Je n’ai rien vu venir. Pourtant, je me souviens de cette pensée quasi prémonitoire, un soir de cette semaine du vingt-et-un février, date de la biopsie, allongée dans mon lit. Je me disais que c’était incroyable qu’il n’y ait aucun cancer dans la famille, que ce soit du côté paternel ou maternel. Et je me suis mise à compter. Aucune des personnes, environ quarante, composant les deux familles n’était concernée par la maladie. Je me disais que c’était assez incroyable à notre époque et une grande chance.
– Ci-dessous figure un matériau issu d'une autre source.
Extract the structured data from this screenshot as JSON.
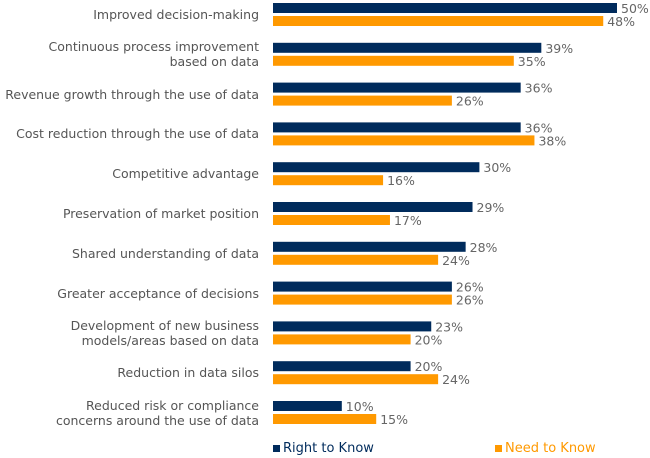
{
  "chart_data": {
    "type": "bar",
    "orientation": "horizontal",
    "categories": [
      "Improved decision-making",
      "Continuous process improvement\nbased on data",
      "Revenue growth through the use of data",
      "Cost reduction through the use of data",
      "Competitive advantage",
      "Preservation of market position",
      "Shared understanding of data",
      "Greater acceptance of decisions",
      "Development of new business\nmodels/areas based on data",
      "Reduction in data silos",
      "Reduced risk or compliance\nconcerns around the use of data"
    ],
    "series": [
      {
        "name": "Right to Know",
        "color": "#002b5c",
        "values": [
          50,
          39,
          36,
          36,
          30,
          29,
          28,
          26,
          23,
          20,
          10
        ]
      },
      {
        "name": "Need to Know",
        "color": "#ff9900",
        "values": [
          48,
          35,
          26,
          38,
          16,
          17,
          24,
          26,
          20,
          24,
          15
        ]
      }
    ],
    "value_suffix": "%",
    "xlim": [
      0,
      50
    ],
    "grid": false,
    "legend_placement": "bottom"
  }
}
Ironie du sort, quatre jours plus tard, j’apprends que je suis malade.

***

En plus de prendre certainement beaucoup de place dans mon sein gauche, le cancer occupe tout mon esprit. Je n’ai plus une seule parcelle de cerveau disponible pour autre chose. J’ai un cancer, j’ai un cancer, c’est pas possible, comment je vais faire ? C’est pas possible, j’ai un cancer. Que va-t-il se passer ? J’ai un cancer. C’est pas possible… En boucle, à longueur de journée. Je suis épuisée, je dors sans dormir. L’horizon est complètement bouché, le présent est devenu une course d’orientation médicale, sans escale, sans assistance, en nocturne et sans boussole.

D’autres pensées, parfois, s’invitent dans mon esprit. Là, je repense au Nouvel An qu’on avait passé avec Aurélie et Nicolas. Il y a deux mois à peine. On a passé une super soirée. Je revois les coupes de champagne tinter à notre bonne santé, le potimarron surprise que j’avais eu tant de plaisir à préparer. Et la bûche à la crème vanille… Je revois la photo qu’on avait prise à quatre en sortant d’un estaminet lillois. La bonne humeur ambiante et les projets pour l’année à venir. J’étais à dix mille lieues d’imaginer ce que je suis en train de vivre, toute cette inquiétude, cette tristesse, cette peur qui viennent de s’emparer de nous. Alors même que j’étais déjà malade, c’est sûr.

Bonne année. Bonne santé.

Je ne dirai plus jamais bonne santé parce que ce n’est pas parce qu’on le souhaite que les maladies s’éloignent. Jusque-là, j’y croyais encore.

***

Chaque jour qui passe, c’est un pas de plus vers la caractérisation de la maladie, sa forme, son étendue, sa gravité, un pas de plus vers l’information du rendez-vous suivant, celle des traitements possibles. Tout s’éclaircit progressivement et tout s’assombrit. Chaque jour qui passe, c’est un pas de plus vers la nécessaire acceptation de la maladie. Son apprivoisement psychologique. Chaque jour qui passe, c’est une nouvelle personne au courant de ce qui vous arrive : un membre de la famille, un ami, un collègue, une connaissance. C’est un pas de plus sur la route de l’apprentissage de ce qu’est la maladie, la vie du malade et la signification du mot « patient ». L’angoisse de l’attente, l’angoisse de l’inconnu, la peur de mourir, la soif de vie. Les clichés sur la maladie et les malades tombent un à un.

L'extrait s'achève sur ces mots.